Confessional writing has long enjoyed a market – and in recent times more than ever. There is an appealing quality to its apparent candours: the reader feels confident of the courage and honesty that must be inherent in these revelations. In my experience, such confidence is usually quite ill-placed. People find it difficult to tell their psychiatrists the truth, or even themselves, let alone the public.

Since a twenty-five-year old, dead, obsession with Frieda and D.H. Lawrence is held in the opening chapter to have been responsible for Alvarez’s first marriage, I was surprised to discover that the following chapter deals with these very people. The old story is gone over again with few extra trimmings. We are given a long, and curiously snobbish, list of Frieda’s supposed lovers, which presumably helps Alvarez to his conclusion that, having turned her first husband, Ernest Weekley, into a Karenin figure, she then did the same for Lawrence. Frieda herself seems to have merged with Alvarez’s image of his first wife; he even uses the same adjective to describe them – ‘headlong’. The Frieda/Lawrence story is too remarkable to be used as a case-history and the inclusion of this chapter is never justified.

Some discussion of Edith Wharton’s story ‘Autres Temps’ starts out quite promisingly but is used as a vehicle for family gossip: it turns into an interview with a woman on whose divorced grandmother Wharton based her story. We are then treated to a history of marriage and divorce, taking off with a quotation from Voltaire and ending up with Wilde. We move from the helpless embryo chick, through the Sumerians, Romans, St Paul, to Princess Margaret. All in 33 pages. ‘Voices, incidents, hints’ are then blended together to have ‘their different say’: all too often the voice is simply that of Alvarez. ‘I spoke to dozens of men and women ... heard stories about dozens more’ – haven’t we all? He tells us he has done some ‘boning up’ on the law and statistics of divorce. I should hope so.

To his surprise, he comes down on the side of marriage, as long as it is marriage between ‘consenting adults’. ‘A troublesome husband or wife,’ he writes, ‘can now be divorced with startlingly little fuss.’ I found his book startlingly devoid of thought, its leading emotion self-pity.

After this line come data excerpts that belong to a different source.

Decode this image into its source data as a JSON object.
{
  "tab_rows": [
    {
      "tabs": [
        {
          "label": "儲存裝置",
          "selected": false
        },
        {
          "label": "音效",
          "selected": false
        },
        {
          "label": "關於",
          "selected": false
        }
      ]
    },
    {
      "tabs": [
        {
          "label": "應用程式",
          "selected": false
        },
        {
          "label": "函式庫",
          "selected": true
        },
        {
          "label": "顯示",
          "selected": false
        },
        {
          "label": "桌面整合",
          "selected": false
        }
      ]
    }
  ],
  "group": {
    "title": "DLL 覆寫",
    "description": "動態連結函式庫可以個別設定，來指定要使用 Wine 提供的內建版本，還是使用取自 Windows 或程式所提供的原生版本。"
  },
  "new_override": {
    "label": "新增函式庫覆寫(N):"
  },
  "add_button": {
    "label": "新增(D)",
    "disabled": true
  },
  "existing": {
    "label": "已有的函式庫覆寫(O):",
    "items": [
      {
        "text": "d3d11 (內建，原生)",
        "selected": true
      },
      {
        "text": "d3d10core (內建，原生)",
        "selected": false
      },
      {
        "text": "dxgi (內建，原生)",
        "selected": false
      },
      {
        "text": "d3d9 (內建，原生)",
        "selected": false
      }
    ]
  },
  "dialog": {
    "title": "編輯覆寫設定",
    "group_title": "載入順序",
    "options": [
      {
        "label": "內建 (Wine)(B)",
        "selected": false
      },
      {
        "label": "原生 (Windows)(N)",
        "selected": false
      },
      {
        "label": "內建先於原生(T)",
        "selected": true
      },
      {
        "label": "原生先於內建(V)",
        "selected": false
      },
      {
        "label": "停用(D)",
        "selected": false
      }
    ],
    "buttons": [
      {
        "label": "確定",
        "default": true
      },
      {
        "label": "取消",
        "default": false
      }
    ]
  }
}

The American subtitle is Love in an Age of Divorce. Well, we are given a plethora of divorces, but love remains absent.

I was 19 when I met Alvarez and we were married after a couple of months. Returning me in the small hours to my waiting-up, dressing-gowned parents, he announced to them that we were to be married. It had never been mentioned between us. His wish to marry me rested, we are told, on two facts: I was Frieda Lawrence’s granddaughter, and my green eyes ‘seemed’ to contain endless depths of feeling. It is all a very long time ago, but I believe that it was his determination that carried me to the Registry Office. He persuaded me less of any positive reason for marrying him than that there was no justification for not doing so. All this was obviously very silly on my part. It is hardly surprising, or indeed very interesting, that a relationship so based should have been a failure. I have never looked back on the marriage with bitterness; I remember some quite happy times along with the bad; it is part of my life, part of my experience, but behind me. And it was very brief. Someone once said that Alvarez ‘wore me on his sleeve’ when I was his wife, and twenty years later he apparently still needs to sport my tarnished image. It is high time our divorce was made absolute and that we were, both, free. I believe the description of himself, me, and of our marriage, to be a fiction. It is a pity he has neither the good taste, nor the talent, to present it as such.